Les premières notes plaisent, il y a comme un ton vertigineux dès l'entame, une mélodie furieuse et entêtante. Boom! Pas le temps, la série appuie sur le champignon et décoche une bonne droite. Liaison nous ouvre les yeux comme des soucoupes et le nid d'espions tourne au bon filon - sériel, bien sûr.

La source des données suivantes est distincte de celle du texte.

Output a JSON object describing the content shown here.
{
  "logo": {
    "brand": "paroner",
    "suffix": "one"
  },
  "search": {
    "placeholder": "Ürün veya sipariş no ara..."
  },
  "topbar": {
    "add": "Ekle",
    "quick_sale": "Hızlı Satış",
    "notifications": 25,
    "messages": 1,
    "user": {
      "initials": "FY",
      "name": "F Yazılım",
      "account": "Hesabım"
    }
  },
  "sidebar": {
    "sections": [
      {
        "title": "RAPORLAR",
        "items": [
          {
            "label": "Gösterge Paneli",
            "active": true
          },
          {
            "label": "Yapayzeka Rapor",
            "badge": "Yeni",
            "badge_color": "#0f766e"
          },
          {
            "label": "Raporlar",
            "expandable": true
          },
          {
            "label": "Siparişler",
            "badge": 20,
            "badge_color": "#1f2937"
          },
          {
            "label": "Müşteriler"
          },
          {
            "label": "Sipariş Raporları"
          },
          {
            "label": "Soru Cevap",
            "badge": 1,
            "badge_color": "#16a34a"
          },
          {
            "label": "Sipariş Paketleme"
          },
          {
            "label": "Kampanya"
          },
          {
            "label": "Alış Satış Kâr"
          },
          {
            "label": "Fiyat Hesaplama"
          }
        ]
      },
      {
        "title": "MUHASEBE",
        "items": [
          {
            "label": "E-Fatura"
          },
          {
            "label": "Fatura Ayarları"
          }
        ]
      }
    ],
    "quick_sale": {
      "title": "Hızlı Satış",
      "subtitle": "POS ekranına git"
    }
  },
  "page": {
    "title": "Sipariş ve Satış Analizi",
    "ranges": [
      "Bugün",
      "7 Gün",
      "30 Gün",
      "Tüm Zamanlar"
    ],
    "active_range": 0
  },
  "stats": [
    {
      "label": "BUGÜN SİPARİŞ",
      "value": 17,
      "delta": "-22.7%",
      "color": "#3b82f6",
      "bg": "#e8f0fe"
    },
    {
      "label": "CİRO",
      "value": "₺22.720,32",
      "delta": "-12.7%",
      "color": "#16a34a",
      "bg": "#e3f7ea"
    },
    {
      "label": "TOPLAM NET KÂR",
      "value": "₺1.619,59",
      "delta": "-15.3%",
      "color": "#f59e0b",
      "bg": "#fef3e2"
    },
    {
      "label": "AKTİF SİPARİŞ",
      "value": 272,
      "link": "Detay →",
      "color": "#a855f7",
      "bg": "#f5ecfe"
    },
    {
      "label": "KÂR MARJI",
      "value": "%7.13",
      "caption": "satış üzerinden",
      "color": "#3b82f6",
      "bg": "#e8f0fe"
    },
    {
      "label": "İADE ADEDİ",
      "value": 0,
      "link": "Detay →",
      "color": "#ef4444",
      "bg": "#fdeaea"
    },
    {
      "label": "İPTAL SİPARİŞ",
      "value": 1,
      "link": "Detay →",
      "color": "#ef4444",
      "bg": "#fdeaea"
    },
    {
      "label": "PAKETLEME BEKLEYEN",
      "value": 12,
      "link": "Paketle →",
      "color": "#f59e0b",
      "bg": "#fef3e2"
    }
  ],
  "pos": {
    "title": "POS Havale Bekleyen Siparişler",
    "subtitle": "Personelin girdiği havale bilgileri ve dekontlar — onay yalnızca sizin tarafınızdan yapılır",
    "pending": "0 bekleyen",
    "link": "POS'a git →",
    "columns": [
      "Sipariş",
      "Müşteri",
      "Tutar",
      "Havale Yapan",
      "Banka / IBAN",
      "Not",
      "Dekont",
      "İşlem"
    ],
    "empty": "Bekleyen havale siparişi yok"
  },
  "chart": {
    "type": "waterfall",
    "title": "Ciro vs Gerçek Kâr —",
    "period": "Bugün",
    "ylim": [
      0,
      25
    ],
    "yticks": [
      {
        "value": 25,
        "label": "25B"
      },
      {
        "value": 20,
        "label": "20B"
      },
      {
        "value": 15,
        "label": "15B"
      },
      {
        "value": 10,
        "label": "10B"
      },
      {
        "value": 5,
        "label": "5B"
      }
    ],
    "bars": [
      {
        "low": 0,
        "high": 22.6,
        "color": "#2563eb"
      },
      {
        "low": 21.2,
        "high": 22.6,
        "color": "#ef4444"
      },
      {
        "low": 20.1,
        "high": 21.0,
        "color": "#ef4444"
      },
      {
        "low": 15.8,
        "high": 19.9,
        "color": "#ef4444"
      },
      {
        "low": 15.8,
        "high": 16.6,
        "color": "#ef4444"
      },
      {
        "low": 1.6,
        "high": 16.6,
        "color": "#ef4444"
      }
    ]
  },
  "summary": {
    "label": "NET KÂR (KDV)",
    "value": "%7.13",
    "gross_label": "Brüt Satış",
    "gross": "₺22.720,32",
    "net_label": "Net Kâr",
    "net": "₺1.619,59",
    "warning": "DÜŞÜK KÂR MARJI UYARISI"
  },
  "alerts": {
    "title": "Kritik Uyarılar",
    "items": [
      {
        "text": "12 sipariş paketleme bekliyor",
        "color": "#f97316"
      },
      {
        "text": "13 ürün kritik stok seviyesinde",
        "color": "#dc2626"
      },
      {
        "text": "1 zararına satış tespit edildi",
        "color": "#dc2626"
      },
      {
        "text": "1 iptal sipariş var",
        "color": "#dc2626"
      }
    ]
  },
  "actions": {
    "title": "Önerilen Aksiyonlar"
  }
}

Liaison démarre sur les chapeaux de roues: des hackers syriens sont recherchés pour leurs renseignements (top secret) de cyberattaques en Europe et spécialement au Royaume-Uni. Les deux Syriens demandent l'asile politique en France et Gabriel Delage (Vincent Cassel) doit les ramener à Paris. Pourquoi la France? L'un d'eux a étudié en France. Et vous voici happé (dans ces premiers épisodes, du moins) dans une intrigue bien musclée d'espionnage, au récit tortueux qui s'infiltre dans les arcanes de l'univers de la cybersécurité européenne.
Pour incarner ce thriller d'espionnage, un duo de choc. Vincent Cassel se glisse dans la peau de Gabriel Delage, un mercenaire talentueux qui opère pour un sous-traitant privé qui travaille (vous suivez toujours?) pour la Direction générale de la sécurité extérieure (DGSE); Eva Green, elle, campe Alison Rowdy, un agent basé à Londres et travaillant pour le gouvernement britannique. Un tandem séparé et projeté au milieu de différents scénarios, où des cyberattaques se greffent au Brexit et aux autres ficelles bureaucratiques bien lourdes pour complexifier ce mano à mano dans les coulisses.
De l'action pur sucre et des manigances politiques, des va-et-vient entre les Britanniques et les Français. Outre les conflits bureaucratiques, la relation amoureuse entre Alison et Gabriel flaire bon la nostalgie et l'inachevé; des paroles ponctuelles, une réunion avec une tension sexuelle perceptible, ces deux-là ont vécu plus qu'une amourette.
Mais cette romance, comme consumée dans le passé, n'a pas vraiment sa place dans le présent - celui qui nous intéresse. Pire, elle alourdit le procédé narratif, se détournant du rythme dopé à l'action digne d'une production labellisée Homeland ou Bodyguard, voire Bureau des légendes.
La créatrice Virginie Brac (auteure d'une saison d'Engrenages sur Canal+) torche un script qui s'étend sur six épisodes d'une heure, nouant un suspense convenable et s'aventurant (à tort) sur le terrain de la romance sacrifiée. Liaison intéresse spécialement quand elle évoque cette menace informatique qui nous fait prendre conscience de la dangerosité et de l'importance de la sécurité virtuelle. Les conséquences peuvent être dévastatrices si les hautes autorités perdent le contrôle. Apple et Virginie Brac soulignent ces peurs modernes qui entourent notre époque.
Malgré son bel emballage visuel à plus de 5 à 10 millions d’euros par épisode, Liaison est un spectacle convenable, mais qui peine à passer la seconde. La faute à une relation entre Green et Cassel qui fera... un gros plouf.
Brac aurait dû donner le coup de reins nécessaire pour densifier son thriller d'espionnage sans ramener une idylle par-dessus le marché. N'empêche, Liaison vous fera passer un chouette samedi soir, sans pour autant que cette série s'imprègne à jamais dans votre mémoire.